In the cases, when a metal is able to form a number of stable oxidation states, the metal atoms may participate in the n-conductivity of complexes. Electrons easily reduce metal atoms to form lower oxidation states. 'Vacant' negative polarons, thus formed, may efficiently delocalize throughout a ligand to afford n-conductivity. This process is schematically depicted below for a widely used copper phtalocyanine complex: CuPc.

In contrast to electron-deficient n-conductors (above), n-conductivity of metal complexes may be altered by p-doping, oxidation of ligands that destroys conjugated negative polarons and affords conjugated ('mobile') holes, and hole conductivity.

3. 'All-organic' charge-transfer complexes containing p-conjugated electron-deficient counterparts:

This type of n-conductors may transport both positive and negative polarons due to possibility of efficient charge delocalization of both charge carriers.
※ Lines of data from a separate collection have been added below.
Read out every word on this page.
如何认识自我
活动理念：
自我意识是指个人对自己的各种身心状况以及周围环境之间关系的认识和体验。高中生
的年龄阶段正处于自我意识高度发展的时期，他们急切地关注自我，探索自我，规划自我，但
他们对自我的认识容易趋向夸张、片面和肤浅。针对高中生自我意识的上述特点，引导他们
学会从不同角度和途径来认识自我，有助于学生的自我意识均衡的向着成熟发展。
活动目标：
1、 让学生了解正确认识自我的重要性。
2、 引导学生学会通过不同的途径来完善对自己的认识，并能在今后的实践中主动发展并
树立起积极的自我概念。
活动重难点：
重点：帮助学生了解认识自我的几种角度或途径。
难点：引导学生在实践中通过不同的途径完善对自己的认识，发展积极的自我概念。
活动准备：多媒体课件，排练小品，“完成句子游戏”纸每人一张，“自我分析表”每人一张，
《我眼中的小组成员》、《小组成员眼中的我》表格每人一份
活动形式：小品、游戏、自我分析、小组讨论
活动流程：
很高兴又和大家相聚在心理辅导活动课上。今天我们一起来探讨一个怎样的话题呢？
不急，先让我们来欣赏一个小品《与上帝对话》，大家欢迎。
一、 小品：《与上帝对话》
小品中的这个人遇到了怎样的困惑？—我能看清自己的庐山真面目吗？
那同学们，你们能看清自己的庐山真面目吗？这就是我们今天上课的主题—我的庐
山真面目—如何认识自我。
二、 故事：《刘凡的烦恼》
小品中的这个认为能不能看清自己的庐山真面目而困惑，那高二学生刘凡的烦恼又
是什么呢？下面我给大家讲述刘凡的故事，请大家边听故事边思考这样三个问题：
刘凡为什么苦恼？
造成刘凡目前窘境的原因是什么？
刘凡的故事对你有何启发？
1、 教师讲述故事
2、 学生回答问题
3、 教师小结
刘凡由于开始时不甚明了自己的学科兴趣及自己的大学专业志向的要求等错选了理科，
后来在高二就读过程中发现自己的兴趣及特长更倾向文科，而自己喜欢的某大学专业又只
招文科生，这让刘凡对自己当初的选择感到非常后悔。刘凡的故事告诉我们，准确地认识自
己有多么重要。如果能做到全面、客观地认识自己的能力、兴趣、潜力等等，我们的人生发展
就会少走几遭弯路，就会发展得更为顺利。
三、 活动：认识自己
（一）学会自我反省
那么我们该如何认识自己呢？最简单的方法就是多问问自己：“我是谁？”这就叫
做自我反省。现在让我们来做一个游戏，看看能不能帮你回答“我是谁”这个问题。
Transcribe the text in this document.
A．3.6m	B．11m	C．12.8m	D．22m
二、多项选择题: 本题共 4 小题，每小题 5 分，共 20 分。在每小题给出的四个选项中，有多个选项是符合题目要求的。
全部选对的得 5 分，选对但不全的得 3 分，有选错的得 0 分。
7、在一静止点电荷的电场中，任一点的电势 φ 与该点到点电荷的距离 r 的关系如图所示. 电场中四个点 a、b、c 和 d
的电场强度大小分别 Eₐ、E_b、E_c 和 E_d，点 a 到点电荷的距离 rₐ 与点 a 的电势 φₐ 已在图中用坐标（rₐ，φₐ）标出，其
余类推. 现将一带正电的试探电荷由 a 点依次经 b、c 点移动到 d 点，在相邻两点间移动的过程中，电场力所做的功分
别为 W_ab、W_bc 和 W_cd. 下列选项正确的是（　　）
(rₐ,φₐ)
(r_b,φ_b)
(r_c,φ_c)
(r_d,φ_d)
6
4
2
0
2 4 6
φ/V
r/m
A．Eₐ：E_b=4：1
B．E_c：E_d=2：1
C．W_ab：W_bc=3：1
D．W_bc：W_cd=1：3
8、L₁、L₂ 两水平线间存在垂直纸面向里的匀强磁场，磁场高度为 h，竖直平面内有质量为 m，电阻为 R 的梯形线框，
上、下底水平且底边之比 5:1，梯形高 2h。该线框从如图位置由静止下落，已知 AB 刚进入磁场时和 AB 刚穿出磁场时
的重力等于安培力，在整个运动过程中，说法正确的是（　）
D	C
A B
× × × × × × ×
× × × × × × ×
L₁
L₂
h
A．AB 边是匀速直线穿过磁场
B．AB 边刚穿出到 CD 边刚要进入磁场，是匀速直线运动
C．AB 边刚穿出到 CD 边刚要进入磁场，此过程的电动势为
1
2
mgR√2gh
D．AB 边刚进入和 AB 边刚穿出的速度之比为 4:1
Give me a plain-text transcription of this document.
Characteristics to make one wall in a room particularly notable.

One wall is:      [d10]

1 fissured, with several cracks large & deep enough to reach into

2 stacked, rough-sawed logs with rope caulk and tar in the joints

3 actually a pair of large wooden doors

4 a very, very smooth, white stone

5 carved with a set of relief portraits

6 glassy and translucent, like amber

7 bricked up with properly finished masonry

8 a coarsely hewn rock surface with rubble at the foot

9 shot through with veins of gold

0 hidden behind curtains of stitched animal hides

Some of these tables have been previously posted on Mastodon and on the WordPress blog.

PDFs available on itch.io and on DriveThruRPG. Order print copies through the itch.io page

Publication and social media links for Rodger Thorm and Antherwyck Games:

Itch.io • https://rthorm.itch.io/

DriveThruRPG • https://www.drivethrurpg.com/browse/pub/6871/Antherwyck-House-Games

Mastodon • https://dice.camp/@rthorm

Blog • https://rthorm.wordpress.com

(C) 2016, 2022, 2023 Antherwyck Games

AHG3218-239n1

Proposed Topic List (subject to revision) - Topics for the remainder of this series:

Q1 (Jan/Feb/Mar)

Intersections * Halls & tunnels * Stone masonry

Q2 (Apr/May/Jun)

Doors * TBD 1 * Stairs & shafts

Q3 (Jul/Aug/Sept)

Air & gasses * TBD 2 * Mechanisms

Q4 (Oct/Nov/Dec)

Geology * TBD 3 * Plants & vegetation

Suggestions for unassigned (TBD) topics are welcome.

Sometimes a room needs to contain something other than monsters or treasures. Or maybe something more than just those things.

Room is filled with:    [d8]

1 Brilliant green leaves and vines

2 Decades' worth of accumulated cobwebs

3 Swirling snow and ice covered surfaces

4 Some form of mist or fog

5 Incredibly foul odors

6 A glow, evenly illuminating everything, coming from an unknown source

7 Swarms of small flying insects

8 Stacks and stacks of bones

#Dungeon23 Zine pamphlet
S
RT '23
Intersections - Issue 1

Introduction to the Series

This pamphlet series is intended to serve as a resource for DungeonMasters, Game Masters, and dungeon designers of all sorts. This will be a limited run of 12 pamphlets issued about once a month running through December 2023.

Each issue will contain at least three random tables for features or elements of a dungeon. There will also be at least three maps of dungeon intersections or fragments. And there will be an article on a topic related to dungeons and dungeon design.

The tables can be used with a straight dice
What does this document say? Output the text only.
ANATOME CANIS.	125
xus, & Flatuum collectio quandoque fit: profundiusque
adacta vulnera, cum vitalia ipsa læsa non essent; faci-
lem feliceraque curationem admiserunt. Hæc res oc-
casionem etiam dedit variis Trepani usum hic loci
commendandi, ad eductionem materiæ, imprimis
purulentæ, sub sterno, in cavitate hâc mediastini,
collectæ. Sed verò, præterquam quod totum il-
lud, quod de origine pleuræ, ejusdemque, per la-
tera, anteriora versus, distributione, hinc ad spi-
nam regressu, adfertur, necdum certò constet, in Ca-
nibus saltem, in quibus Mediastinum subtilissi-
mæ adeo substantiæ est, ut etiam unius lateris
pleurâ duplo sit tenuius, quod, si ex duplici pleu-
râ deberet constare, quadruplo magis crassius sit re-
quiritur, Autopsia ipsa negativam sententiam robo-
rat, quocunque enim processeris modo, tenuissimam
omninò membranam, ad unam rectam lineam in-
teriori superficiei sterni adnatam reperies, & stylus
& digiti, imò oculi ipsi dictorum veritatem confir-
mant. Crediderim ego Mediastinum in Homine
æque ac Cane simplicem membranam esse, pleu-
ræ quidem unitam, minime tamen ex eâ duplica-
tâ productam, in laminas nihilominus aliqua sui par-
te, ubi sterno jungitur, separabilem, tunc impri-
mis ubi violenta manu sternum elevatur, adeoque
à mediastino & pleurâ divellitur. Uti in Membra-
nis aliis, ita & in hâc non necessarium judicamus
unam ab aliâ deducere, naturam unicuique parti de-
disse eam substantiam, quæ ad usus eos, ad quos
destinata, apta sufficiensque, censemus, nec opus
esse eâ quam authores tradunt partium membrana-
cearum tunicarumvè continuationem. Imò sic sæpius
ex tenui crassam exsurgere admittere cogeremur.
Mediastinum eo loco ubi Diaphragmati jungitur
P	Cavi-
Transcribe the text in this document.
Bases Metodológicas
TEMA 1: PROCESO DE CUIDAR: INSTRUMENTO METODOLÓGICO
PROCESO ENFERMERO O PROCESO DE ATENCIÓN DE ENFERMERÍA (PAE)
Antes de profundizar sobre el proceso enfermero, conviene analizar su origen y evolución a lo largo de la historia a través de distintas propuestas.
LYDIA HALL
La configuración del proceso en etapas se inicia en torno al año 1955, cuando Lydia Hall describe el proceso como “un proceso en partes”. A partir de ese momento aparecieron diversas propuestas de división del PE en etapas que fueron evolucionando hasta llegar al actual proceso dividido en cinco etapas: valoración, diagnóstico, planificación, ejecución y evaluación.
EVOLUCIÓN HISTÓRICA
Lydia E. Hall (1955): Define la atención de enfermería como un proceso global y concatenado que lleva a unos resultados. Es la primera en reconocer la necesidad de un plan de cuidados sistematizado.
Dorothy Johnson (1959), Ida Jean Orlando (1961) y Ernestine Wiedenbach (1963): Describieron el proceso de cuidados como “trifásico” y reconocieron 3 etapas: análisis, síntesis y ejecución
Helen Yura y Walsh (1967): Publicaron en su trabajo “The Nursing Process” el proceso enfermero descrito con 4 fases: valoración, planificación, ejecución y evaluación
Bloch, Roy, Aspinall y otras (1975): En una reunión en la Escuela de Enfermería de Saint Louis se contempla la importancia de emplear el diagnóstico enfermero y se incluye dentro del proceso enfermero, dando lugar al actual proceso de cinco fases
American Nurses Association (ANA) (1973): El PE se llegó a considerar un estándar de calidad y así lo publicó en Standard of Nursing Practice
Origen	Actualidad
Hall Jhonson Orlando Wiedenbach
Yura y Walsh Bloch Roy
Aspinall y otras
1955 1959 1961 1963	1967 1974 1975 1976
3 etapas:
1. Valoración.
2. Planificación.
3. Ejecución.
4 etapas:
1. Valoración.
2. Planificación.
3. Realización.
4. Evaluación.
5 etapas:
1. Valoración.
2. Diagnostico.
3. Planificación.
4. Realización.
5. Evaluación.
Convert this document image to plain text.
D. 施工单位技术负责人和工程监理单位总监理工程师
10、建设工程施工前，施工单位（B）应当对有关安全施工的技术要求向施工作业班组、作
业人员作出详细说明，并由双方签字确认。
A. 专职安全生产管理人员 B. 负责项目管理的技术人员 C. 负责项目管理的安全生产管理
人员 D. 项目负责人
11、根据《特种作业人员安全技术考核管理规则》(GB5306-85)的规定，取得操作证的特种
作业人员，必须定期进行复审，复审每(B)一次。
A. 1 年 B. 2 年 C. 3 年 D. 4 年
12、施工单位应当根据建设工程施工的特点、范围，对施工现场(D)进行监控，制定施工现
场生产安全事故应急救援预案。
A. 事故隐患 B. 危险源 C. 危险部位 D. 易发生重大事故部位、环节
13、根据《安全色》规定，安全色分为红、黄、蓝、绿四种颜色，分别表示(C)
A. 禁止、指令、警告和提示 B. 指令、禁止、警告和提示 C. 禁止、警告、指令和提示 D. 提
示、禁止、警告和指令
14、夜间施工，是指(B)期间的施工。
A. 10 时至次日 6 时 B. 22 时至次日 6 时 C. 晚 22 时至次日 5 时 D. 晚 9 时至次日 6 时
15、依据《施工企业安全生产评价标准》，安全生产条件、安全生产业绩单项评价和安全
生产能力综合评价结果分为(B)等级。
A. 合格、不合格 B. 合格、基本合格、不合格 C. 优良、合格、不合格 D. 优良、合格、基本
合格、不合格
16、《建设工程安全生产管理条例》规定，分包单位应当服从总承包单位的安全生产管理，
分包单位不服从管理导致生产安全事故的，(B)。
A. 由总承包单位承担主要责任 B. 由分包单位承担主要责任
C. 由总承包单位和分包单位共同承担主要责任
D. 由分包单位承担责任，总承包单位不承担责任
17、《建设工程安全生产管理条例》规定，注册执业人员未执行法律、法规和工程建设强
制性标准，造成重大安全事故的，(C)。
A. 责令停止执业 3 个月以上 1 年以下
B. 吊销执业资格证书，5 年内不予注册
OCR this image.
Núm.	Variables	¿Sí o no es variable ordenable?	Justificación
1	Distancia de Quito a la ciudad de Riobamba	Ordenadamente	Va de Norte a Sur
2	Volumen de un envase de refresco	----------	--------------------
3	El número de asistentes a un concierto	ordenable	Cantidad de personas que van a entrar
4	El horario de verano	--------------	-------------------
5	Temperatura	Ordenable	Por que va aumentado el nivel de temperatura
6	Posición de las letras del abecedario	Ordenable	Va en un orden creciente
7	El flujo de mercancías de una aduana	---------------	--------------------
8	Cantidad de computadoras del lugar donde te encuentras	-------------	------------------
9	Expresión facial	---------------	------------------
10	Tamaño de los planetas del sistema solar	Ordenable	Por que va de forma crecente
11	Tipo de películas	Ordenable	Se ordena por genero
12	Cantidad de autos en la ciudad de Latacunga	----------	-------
TTF-TCNQ (see scheme below) is a widely known representative of 'all-organic' charge transfer complexes, where both n- and p-type conductivity may occur. One electron transfer from a molecule of strongly electron-donating TTF to a molecule of strongly electron withdrawing TCNQ forms an ion-radical pair. A negative polaron, thus formed, may efficiently delocalize throughout strongly electron-deficient TCNQ-counterpart to afford electron transport.

4. Fullerenes: Mechanism of electron transport in fullerenes is different from all other types of organic n-conductors described above. It is due to efficient trapping of electrons inside of carbon spheres of fullerenes.

n-Doping:

Inorganic semiconductors can be easily n-doped by means of introduction of a higher valence element into a semiconductor, such as arsenic into silicon. In this case, unpaired 'extra'-electron of arsenic easily transfers to the conducting band. n-Doping of organic semiconductors (in contrast to p-doping) is rare and may be achieved by introduction of active metals (alkali metals) in a semiconductor.

High, 'metallic-type' conductivity of some heavily p-doped organic materials is due-to holes rather than electrons, therefore the term 'metallic conductivity' is not quite correct. Moreover, all metallic-type organic conductors undergo metal-insulator transition at low temperatures that is characteristic of semiconductors rather than metals. However, a 'truly' metallic conductivity was recently discovered for a carefully prepared emeraldine salt.